Quuxplusone / LLVMBugzillaTest

0 stars 0 forks source link

Missing vectorization for step 4 #37303

Open Quuxplusone opened 6 years ago

Quuxplusone commented 6 years ago
Bugzilla Link PR38330
Status NEW
Importance P enhancement
Reported by David Bolvansky (david.bolvansky@gmail.com)
Reported on 2018-07-26 05:01:37 -0700
Last modified on 2019-10-29 08:50:42 -0700
Version trunk
Hardware PC Linux
CC craig.topper@gmail.com, efriedma@quicinc.com, florian_hahn@apple.com, hfinkel@anl.gov, hideki.saito@intel.com, listmail@philipreames.com, llvm-bugs@lists.llvm.org, llvm-dev@redking.me.uk
Fixed by commit(s)
Attachments
Blocks
Blocked by
See also
Hello,

Code:
int vec_step_four(int *restrict A, int *restrict B, int *restrict C, int N) {
    int sum = 0;
    for (int i = 0; i < N; i += 4) {
        C[i] = A[i] + B[i];
        sum += C[i];
    }

    return sum;
}

Clang -O3 currently cannot vectorize this loop.
https://godbolt.org/g/NSHVVL
Quuxplusone commented 6 years ago

LLVM can vectorize the loop, it just chooses not to on x86 without AVX-512. You'd probably have to benchmark to see if the cost model is correct.

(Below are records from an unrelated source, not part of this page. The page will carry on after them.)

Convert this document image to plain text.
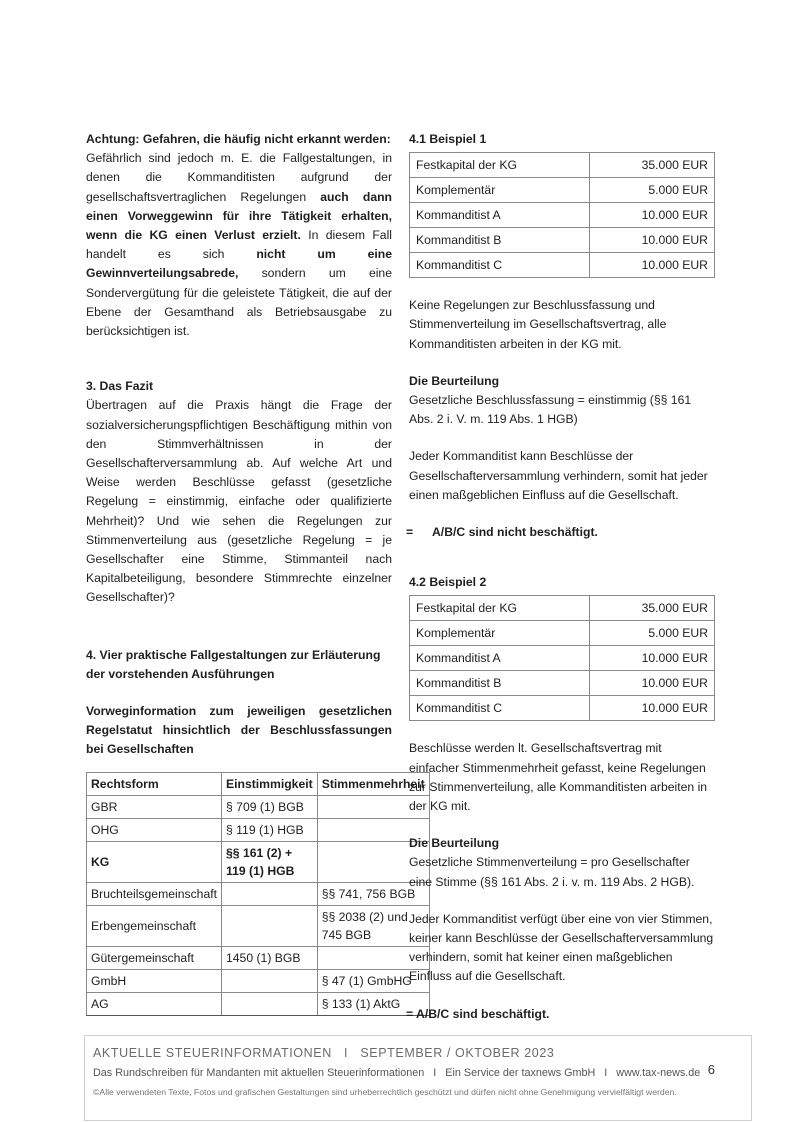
Achtung: Gefahren, die häufig nicht erkannt werden:

Gefährlich sind jedoch m. E. die Fallgestaltungen, in denen die Kommanditisten aufgrund der gesellschaftsvertraglichen Regelungen auch dann einen Vorweggewinn für ihre Tätigkeit erhalten, wenn die KG einen Verlust erzielt. In diesem Fall handelt es sich nicht um eine Gewinnverteilungsabrede, sondern um eine Sondervergütung für die geleistete Tätigkeit, die auf der Ebene der Gesamthand als Betriebsausgabe zu berücksichtigen ist.

3. Das Fazit

Übertragen auf die Praxis hängt die Frage der sozialversicherungspflichtigen Beschäftigung mithin von den Stimmverhältnissen in der Gesellschafterversammlung ab. Auf welche Art und Weise werden Beschlüsse gefasst (gesetzliche Regelung = einstimmig, einfache oder qualifizierte Mehrheit)? Und wie sehen die Regelungen zur Stimmenverteilung aus (gesetzliche Regelung = je Gesellschafter eine Stimme, Stimmanteil nach Kapitalbeteiligung, besondere Stimmrechte einzelner Gesellschafter)?

4. Vier praktische Fallgestaltungen zur Erläuterung der vorstehenden Ausführungen

Vorweginformation zum jeweiligen gesetzlichen Regelstatut hinsichtlich der Beschlussfassungen bei Gesellschaften

Rechtsform	Einstimmigkeit	Stimmenmehrheit
GBR	§ 709 (1) BGB	
OHG	§ 119 (1) HGB	
KG	§§ 161 (2) + 119 (1) HGB	
Bruchteilsgemeinschaft		§§ 741, 756 BGB
Erbengemeinschaft		§§ 2038 (2) und 745 BGB
Gütergemeinschaft	1450 (1) BGB	
GmbH		§ 47 (1) GmbHG
AG		§ 133 (1) AktG

4.1 Beispiel 1

Festkapital der KG	35.000 EUR
Komplementär	5.000 EUR
Kommanditist A	10.000 EUR
Kommanditist B	10.000 EUR
Kommanditist C	10.000 EUR

Keine Regelungen zur Beschlussfassung und Stimmenverteilung im Gesellschaftsvertrag, alle Kommanditisten arbeiten in der KG mit.

Die Beurteilung

Gesetzliche Beschlussfassung = einstimmig (§§ 161 Abs. 2 i. V. m. 119 Abs. 1 HGB)

Jeder Kommanditist kann Beschlüsse der Gesellschafterversammlung verhindern, somit hat jeder einen maßgeblichen Einfluss auf die Gesellschaft.

= A/B/C sind nicht beschäftigt.

4.2 Beispiel 2

Festkapital der KG	35.000 EUR
Komplementär	5.000 EUR
Kommanditist A	10.000 EUR
Kommanditist B	10.000 EUR
Kommanditist C	10.000 EUR

Beschlüsse werden lt. Gesellschaftsvertrag mit einfacher Stimmenmehrheit gefasst, keine Regelungen zur Stimmenverteilung, alle Kommanditisten arbeiten in der KG mit.

Die Beurteilung

Gesetzliche Stimmenverteilung = pro Gesellschafter eine Stimme (§§ 161 Abs. 2 i. v. m. 119 Abs. 2 HGB).

Jeder Kommanditist verfügt über eine von vier Stimmen, keiner kann Beschlüsse der Gesellschafterversammlung verhindern, somit hat keiner einen maßgeblichen Einfluss auf die Gesellschaft.

= A/B/C sind beschäftigt.

AKTUELLE STEUERINFORMATIONEN   I   SEPTEMBER / OKTOBER 2023
Das Rundschreiben für Mandanten mit aktuellen Steuerinformationen   I   Ein Service der taxnews GmbH   I   www.tax-news.de
©Alle verwendeten Texte, Fotos und grafischen Gestaltungen sind urheberrechtlich geschützt und dürfen nicht ohne Genehmigung vervielfältigt werden.
6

Quuxplusone commented 6 years ago
int vec(int *restrict A, int *restrict B, int *restrict C, int N) {
    int sum = 0;
    #pragma clang loop vectorize(enable)
    for (int i = 0; i < N; i += 4) {
        C[i] = A[i] + B[i];
        sum += C[i];
    }

    return sum;
}

int main(int argc, char** argv) {
    if (argc < 2) return 1;
    int A[1024];
    int B[1024];
    int C[1024];
    int s = 0;
    for (int i = 0; i < atoi(argv[1]); ++i) {
        s += vec(A, B, C, 1024);
    }
    return s;
}

PC (Intel Core i7 4720HQ):
With pragma - 6.4 sec
Without pragma - 8,3 sec
Quuxplusone commented 6 years ago

Looks like the improvement comes from interleaving, e.g. "#pragma clang loop interleave_count(2)" by itself improves the performance even though there aren't any actual vector instructions involved.

I don't think we have a cost model for that?